Sunday, September 28, 2014

My Grandpa - Dave Lewis

Grant Street in a central Ohio town was the home of prosperous citizens when the town was founded -  the managers and specialists in many of the manufacturing industries that started up in the area. They built sturdy and roomy row houses near the city’s  business center. Each house sported at its entrance a flight of stone steps that rose from the street to its second floor where the parlor and dining room were located. The polish and cleanliness of these stairs of granite or marble was a  cultural tradition of the Grant Street residents.

After the town had existed in its current incarnation for over one hundred years the Grant Street homes were no longer filled with wealthy people but a working class population where everybody that could work for pay did so, and often several jobs. The community continued the tradition of pride in clean, polished, entrance stairs even in rental houses.

Three boys, all in the same grade in public school were sitting on one such flight of stairs. The stairs were old and slightly worn but still they were of superior quality to the cement stairs on bigger, costlier homes across town in the new suburbs. That distinction didn’t occur to the boys but they did feel a buzz from the elegance of their seats that would make the more prosperous kids from across town envious.

The three boys didn’t look at all alike and they were each being coached in different religions. Each was a third generation immigrant with a name that was a large clue to their ancestor’s origins;         Lloyd -Wales, Fritz - Prussia,
Riley - Ireland.  
Today, in the 1950s,  they  discussed their grandfathers, all of whom were from the “old country”.

Lloyd’s grandfather had left the underground terrors of a Welsh coal mine as a young man. He ended up handling the same material above ground in the  inferno of a  Carnegie blast furnace. He repressed the hatred for his employers that paid a pittance for his sweat and the degradation of his body. Lloyd said the twelve hour shifts that his grandfather worked during  WW II left him a broken man that now spent most of his time with his buddies in a bar.

Fritz said that his grandfather had been a mathematics professor who had been wounded and captured by the British early in WW I. He had learned to speak English while in captivity and he emigrated to the United States during the 1920s. Unable to get a teaching position, he became a book keeper for a bootlegger mobster. His boss was liquidated by the Capone Gang and only the book keeper knew the location of his boss’s wealth. Fritz’s grandfather left Chicago, cleaned out the whiskey money and retired to this town with a new name. He started making wooden toys for his grand children and then branched out to toys for charities. He opened up a little shop and hires veterans to make free toys to be given away at Christmas. Fritz had a collection of every style his grandfather had designed. Originally they were small wooden trains, cars, trucks and the likes  but now the grandfather is hiring carvers and makes small wooden animals too.

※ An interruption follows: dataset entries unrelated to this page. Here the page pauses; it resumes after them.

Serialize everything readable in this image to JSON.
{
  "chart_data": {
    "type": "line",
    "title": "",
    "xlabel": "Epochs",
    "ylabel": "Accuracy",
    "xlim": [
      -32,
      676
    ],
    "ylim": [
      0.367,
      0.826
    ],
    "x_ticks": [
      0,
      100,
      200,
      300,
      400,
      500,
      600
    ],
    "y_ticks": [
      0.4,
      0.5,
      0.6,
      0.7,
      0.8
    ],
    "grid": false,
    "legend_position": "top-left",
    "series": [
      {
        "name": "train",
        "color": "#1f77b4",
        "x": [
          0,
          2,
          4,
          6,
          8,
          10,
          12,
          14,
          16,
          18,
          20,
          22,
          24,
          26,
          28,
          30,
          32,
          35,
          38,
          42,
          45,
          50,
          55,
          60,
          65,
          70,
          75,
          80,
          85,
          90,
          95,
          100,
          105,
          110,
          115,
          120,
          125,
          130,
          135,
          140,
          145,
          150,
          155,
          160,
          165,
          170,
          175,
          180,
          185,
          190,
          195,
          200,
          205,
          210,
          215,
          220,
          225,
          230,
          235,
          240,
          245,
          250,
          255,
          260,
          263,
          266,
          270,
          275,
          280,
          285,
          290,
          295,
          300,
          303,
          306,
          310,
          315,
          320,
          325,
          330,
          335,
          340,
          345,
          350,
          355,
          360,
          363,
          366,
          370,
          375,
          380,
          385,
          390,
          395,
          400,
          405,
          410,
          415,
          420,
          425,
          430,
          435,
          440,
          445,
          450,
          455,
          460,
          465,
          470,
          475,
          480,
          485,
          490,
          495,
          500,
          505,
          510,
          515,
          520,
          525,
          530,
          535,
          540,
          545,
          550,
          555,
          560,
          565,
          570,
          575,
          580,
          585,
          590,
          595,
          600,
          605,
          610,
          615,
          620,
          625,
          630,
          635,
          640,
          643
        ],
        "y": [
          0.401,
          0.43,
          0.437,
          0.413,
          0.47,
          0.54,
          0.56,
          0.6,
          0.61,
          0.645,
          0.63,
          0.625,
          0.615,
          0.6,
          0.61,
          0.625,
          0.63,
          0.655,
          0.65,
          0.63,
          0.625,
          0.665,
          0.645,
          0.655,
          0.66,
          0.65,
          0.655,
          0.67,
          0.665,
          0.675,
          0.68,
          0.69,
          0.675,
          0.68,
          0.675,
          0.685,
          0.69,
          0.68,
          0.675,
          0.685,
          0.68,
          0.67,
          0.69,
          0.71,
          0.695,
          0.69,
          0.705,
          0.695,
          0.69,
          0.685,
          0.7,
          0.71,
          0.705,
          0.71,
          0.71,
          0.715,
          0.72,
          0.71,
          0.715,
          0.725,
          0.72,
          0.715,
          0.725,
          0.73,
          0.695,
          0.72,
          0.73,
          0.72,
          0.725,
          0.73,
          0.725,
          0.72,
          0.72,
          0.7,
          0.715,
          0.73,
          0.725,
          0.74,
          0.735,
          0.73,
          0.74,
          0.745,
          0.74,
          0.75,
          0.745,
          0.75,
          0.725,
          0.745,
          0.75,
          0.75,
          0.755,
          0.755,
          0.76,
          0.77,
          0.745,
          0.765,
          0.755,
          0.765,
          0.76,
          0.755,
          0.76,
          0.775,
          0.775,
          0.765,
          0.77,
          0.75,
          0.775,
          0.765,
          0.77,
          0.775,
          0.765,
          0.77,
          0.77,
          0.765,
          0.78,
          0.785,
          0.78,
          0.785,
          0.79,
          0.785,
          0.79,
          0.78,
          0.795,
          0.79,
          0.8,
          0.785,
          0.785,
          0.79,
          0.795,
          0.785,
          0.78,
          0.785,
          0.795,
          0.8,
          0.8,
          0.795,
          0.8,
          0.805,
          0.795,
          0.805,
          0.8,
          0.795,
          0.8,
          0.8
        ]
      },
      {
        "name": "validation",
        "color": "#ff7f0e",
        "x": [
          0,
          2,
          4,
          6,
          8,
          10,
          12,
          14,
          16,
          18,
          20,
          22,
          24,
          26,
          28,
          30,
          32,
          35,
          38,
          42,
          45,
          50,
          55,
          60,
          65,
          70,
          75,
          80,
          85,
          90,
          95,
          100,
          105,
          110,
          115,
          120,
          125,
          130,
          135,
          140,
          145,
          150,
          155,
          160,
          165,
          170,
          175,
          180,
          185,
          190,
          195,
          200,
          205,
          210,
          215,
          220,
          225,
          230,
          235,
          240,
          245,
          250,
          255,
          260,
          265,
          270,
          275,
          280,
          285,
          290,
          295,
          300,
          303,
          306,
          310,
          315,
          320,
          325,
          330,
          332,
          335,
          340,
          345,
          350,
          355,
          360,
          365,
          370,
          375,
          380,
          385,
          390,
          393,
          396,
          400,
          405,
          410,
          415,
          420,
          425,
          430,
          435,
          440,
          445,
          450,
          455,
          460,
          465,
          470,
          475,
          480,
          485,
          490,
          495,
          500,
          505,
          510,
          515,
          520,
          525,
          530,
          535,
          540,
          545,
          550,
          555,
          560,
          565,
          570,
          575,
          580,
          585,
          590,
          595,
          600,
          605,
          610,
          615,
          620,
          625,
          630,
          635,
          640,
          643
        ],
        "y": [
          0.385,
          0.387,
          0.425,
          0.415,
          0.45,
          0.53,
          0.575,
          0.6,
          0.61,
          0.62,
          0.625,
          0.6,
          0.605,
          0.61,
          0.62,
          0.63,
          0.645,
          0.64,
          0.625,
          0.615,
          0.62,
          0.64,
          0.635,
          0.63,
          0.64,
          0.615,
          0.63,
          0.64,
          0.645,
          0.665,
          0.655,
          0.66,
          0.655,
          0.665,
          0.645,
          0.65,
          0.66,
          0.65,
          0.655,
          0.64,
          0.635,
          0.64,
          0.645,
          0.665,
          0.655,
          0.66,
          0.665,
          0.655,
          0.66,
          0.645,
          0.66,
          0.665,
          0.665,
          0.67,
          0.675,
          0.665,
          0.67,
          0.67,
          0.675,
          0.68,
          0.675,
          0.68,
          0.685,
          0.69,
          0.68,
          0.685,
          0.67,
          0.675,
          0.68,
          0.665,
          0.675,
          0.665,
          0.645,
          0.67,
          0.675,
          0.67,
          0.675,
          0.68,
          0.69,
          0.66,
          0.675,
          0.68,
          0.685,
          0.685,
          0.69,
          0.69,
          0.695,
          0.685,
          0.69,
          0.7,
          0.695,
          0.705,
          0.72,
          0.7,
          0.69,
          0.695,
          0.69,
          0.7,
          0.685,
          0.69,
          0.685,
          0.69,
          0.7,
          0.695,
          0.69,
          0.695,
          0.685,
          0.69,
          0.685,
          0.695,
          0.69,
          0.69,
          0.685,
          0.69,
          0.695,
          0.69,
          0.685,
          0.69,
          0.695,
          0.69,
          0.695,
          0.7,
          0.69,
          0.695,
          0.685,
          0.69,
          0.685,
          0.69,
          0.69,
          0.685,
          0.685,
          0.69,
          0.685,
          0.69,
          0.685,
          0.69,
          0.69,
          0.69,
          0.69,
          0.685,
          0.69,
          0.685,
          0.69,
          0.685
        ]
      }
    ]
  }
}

Riley was the last to talk about his grandfather.  He had a rather confidential attitude as though he was leaking a secret. “My  Dad’s father guards our house. My father asked him to take care of the family.”

Riley’s father had been a policeman in the town. He had been murdered over eight years ago by a prison escapee that he had confronted. The grandfather had been a policeman too, the chief of the town police force.  He had been executed by a mob over twenty years ago. The other kids knew that Riley’s father and grandfather were dead. They were startled by Riley’s statement.

“When my  grandfather was police chief, he equipped the force with Smith & Wesson revolvers and ammunition that were US Navy surplus.  The Navy’s revolvers were replaced with Colt 45 automatics.  The revolvers used the .38 S&W cartridge which wasn’t very powerful. Most police forces had abandoned the less powerful sidearms because the .32 S&W and the .38 S&W cartridges couldn’t shoot through a car door.  Grandpa got a lot of surplus Navy ammunition for the revolvers and it all had a full metal jacket.  It was almost free and the police force could do a lot of target practice.  The .38 S&W cartridge was adequate if it was properly placed. 

During prohibition, grandfather was ambushed a number of times and he always hit his attackers right between the eyes. After grandfather was murdered, the mob boss that had him killed was found shot between the eyes with a .38 S&W full metal jacketed slug.  They compared the slug to the ones that had been dug out of the target backstop at the range position  grandfather used and it was from the same gun. Months before, Grandfather’s gun had been buried with him.”

”When my Dad was shot, he asked grandfather to take care of the family.  The man that shot my father was also found shot between the eyes with a .38 S&W full metal jacketed slug. It was from the same gun buried with grandfather.”

“The mob tried to get even - there was only my mother and I to punish.  Several months later a thug was found hanging out of our second story window. The window sash had been slammed down and broke his neck as he tried to crawl into my bedroom, his head was in and his body hung out. The ladder he came up on was still there. I was only seven  then.”

“Two months later, the son of the gang boss who had taken over, was found shot between the eyes. It was a .38 S&W full metal jacket. It was from grandfather’s revolver.  The gang scattered and we have never been bothered since. Grandfather must still be watching.”